The Spanish-American faced him straightly. "As big as you like, amigo ... if you will accept my note."
McTurpin's teeth shut with a click. "What security, young fellow?" he demanded.
"My ranch," replied Benito. "It is worth, they say, ten thousand of your dollars."
McTurpin covered his cards with his hands. "You want to lay me this ranch against--what?"
"Five thousand dollars--that is fair enough," Benito answered. He was trembling with excitement. McTurpin watched him hawk-like, seeming to consider. "Bring us ink and paper, Jack," he called to Cooper, and when the latter had complied, he wrote some half a dozen lines upon a sheet.
"Sign that. Get two witnesses ... you, Jack, and this fellow here," he indicated Potts imperiously. He laid his cards face down upon the table and extracted deftly from some inner pocket a thick roll of greenbacks. Slowly, almost meticulously, he counted them before the gaping tableful of players. Fifty hundred-dollar bills.
"American greenbacks," he spoke crisply. "A side bet with our friend, the Senor Windham." He shoved the money toward the center of the table, slightly apart from the rest.

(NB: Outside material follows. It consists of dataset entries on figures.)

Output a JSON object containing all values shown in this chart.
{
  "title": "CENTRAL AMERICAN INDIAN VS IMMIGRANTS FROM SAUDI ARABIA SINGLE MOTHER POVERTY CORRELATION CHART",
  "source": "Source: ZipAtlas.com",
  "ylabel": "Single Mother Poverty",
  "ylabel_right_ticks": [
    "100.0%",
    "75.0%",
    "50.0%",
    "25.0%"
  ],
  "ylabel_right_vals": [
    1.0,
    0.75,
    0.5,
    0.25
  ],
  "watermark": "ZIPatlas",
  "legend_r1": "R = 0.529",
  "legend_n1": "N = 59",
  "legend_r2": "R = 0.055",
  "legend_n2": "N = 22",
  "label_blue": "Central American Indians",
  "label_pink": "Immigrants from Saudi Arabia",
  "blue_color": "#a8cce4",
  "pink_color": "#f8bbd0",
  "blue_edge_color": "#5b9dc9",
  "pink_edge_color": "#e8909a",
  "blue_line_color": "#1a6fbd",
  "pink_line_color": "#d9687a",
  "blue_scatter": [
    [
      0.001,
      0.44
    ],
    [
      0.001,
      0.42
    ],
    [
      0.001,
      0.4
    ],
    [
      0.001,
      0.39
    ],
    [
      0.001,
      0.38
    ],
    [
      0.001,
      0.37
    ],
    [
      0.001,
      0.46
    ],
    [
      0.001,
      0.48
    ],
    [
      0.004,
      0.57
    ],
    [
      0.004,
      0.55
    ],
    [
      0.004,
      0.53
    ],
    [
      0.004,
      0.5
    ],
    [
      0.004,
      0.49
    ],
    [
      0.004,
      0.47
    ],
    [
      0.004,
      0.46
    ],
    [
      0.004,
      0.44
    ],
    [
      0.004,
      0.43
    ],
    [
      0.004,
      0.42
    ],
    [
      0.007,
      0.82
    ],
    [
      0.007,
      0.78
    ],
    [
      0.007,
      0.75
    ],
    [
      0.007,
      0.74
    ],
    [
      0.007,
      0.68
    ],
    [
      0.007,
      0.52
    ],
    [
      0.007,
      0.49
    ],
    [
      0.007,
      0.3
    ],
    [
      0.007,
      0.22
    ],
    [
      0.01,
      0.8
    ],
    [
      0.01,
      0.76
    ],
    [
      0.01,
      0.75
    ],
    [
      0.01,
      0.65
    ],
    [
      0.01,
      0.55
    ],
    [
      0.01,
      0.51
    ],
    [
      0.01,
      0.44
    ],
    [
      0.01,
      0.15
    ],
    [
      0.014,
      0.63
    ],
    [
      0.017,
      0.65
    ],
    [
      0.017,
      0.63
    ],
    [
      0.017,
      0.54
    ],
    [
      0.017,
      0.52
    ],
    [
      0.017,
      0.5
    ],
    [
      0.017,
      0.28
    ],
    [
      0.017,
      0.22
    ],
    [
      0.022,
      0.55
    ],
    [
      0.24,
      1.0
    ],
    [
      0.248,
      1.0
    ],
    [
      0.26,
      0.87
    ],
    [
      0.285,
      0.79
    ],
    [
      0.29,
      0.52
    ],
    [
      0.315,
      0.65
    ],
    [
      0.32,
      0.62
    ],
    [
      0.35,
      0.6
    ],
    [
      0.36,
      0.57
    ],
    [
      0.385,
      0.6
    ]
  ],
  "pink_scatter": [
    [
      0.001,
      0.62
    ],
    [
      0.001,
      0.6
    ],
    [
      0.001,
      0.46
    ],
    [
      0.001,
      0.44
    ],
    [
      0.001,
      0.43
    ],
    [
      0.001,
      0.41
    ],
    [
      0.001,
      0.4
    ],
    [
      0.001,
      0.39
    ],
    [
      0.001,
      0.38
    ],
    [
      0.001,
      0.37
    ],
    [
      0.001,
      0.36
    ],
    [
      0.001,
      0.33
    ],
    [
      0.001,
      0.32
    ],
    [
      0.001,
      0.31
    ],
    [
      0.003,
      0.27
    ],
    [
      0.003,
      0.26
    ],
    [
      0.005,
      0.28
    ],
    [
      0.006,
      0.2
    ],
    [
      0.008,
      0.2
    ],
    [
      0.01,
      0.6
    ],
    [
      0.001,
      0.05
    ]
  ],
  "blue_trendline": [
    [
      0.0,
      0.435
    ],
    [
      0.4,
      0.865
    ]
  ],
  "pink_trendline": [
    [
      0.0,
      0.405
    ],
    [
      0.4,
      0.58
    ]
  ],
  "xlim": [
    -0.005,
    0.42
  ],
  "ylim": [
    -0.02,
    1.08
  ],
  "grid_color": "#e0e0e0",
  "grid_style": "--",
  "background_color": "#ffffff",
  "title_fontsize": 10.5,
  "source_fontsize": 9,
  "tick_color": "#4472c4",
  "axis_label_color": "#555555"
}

Benito waveringly picked up the pen. It shook in his unsteady fingers. "Wait," Potts pleaded. But the young man brooked no intervention. With a flourish he affixed his signature. McTurpin picked up the pen as Benito dropped it. "Put your name on as a witness," he demanded of the host. "Jack the Sailor" shook his head. "I've no part in this," he said, and turned his back upon them. "Nor I," Potts answered to a similar invitation.

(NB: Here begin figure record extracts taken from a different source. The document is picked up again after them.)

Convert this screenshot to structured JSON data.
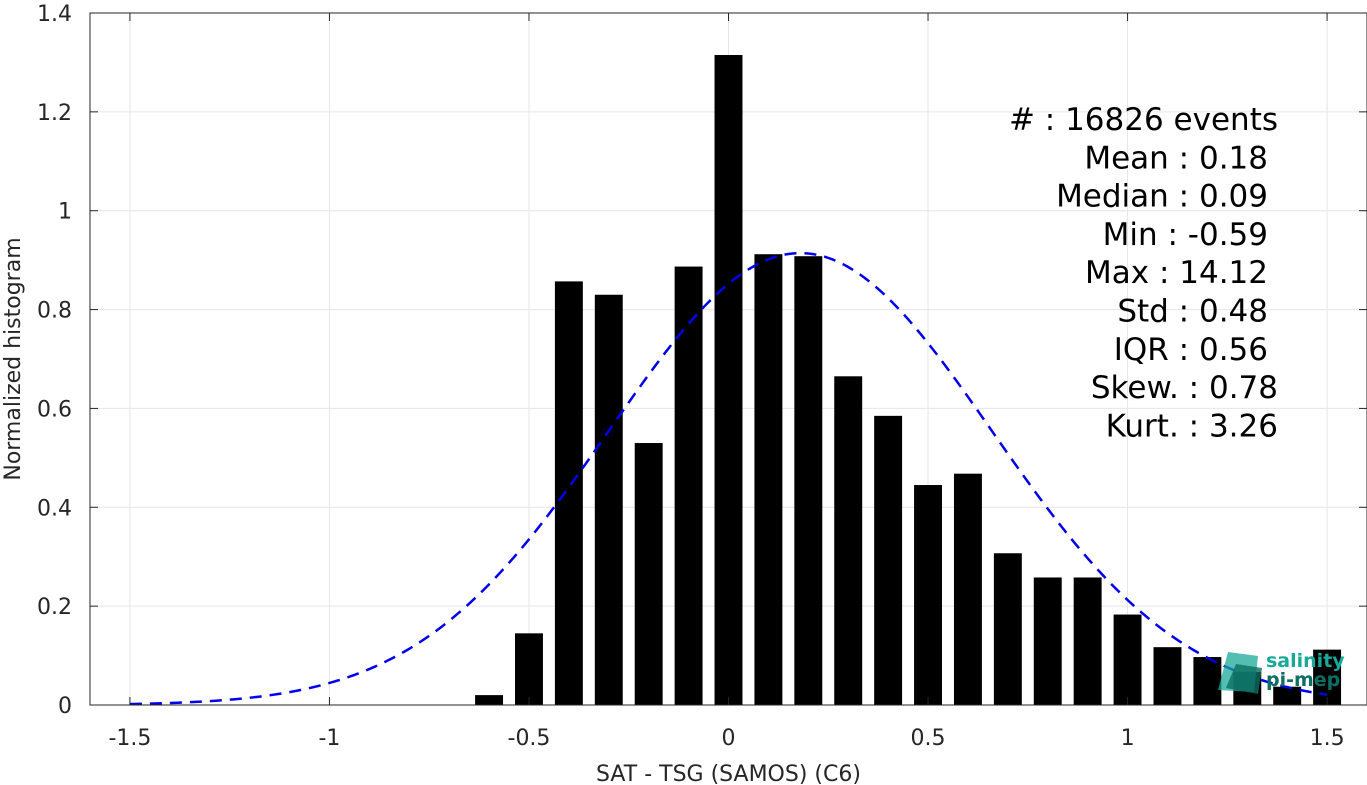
{
  "chart_data": {
    "type": "bar",
    "xlabel": "SAT - TSG (SAMOS) (C6)",
    "ylabel": "Normalized histogram",
    "xlim": [
      -1.6,
      1.6
    ],
    "ylim": [
      0,
      1.4
    ],
    "x_ticks": [
      {
        "value": -1.5,
        "label": "-1.5"
      },
      {
        "value": -1,
        "label": "-1"
      },
      {
        "value": -0.5,
        "label": "-0.5"
      },
      {
        "value": 0,
        "label": "0"
      },
      {
        "value": 0.5,
        "label": "0.5"
      },
      {
        "value": 1,
        "label": "1"
      },
      {
        "value": 1.5,
        "label": "1.5"
      }
    ],
    "y_ticks": [
      {
        "value": 0,
        "label": "0"
      },
      {
        "value": 0.2,
        "label": "0.2"
      },
      {
        "value": 0.4,
        "label": "0.4"
      },
      {
        "value": 0.6,
        "label": "0.6"
      },
      {
        "value": 0.8,
        "label": "0.8"
      },
      {
        "value": 1,
        "label": "1"
      },
      {
        "value": 1.2,
        "label": "1.2"
      },
      {
        "value": 1.4,
        "label": "1.4"
      }
    ],
    "grid": true,
    "bar_width": 0.07,
    "bars": {
      "x": [
        -0.6,
        -0.5,
        -0.4,
        -0.3,
        -0.2,
        -0.1,
        0.0,
        0.1,
        0.2,
        0.3,
        0.4,
        0.5,
        0.6,
        0.7,
        0.8,
        0.9,
        1.0,
        1.1,
        1.2,
        1.3,
        1.4,
        1.5
      ],
      "values": [
        0.02,
        0.145,
        0.857,
        0.83,
        0.53,
        0.887,
        1.315,
        0.912,
        0.908,
        0.665,
        0.585,
        0.445,
        0.468,
        0.307,
        0.258,
        0.258,
        0.183,
        0.117,
        0.097,
        0.067,
        0.037,
        0.112
      ],
      "color": "#000000"
    },
    "fit": {
      "type": "normal",
      "mean": 0.18,
      "std": 0.48,
      "color": "#0000ee",
      "style": "dashed"
    },
    "stats": [
      {
        "label": "#  : 16826 events"
      },
      {
        "label": "Mean : 0.18"
      },
      {
        "label": "Median : 0.09"
      },
      {
        "label": "Min : -0.59"
      },
      {
        "label": "Max : 14.12"
      },
      {
        "label": "Std : 0.48"
      },
      {
        "label": "IQR : 0.56"
      },
      {
        "label": "Skew. : 0.78"
      },
      {
        "label": "Kurt. : 3.26"
      }
    ]
  },
  "logo": {
    "line1": "salinity",
    "line2": "pi-mep",
    "color": "#1aa898"
  }
}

McTurpin took the paper. "Well, it doesn't matter. You've all seen him sign it: You ... and you ... and you." His finger pointed to a trio of the nearest players, and their nods sufficed him, evidently. He weighted the contract with a gold-piece from his own plethoric pile.
"Show down! Show down!" cried the others. Triumphantly Benito laid five cards upon the table. Four of them were kings. A little cry of satisfaction arose, for sympathy was with the younger player. McTurpin sat unmoved. Then he threw an ace upon the table. Followed it with a second. Then a third. And, amid wondering murmurs, a fourth.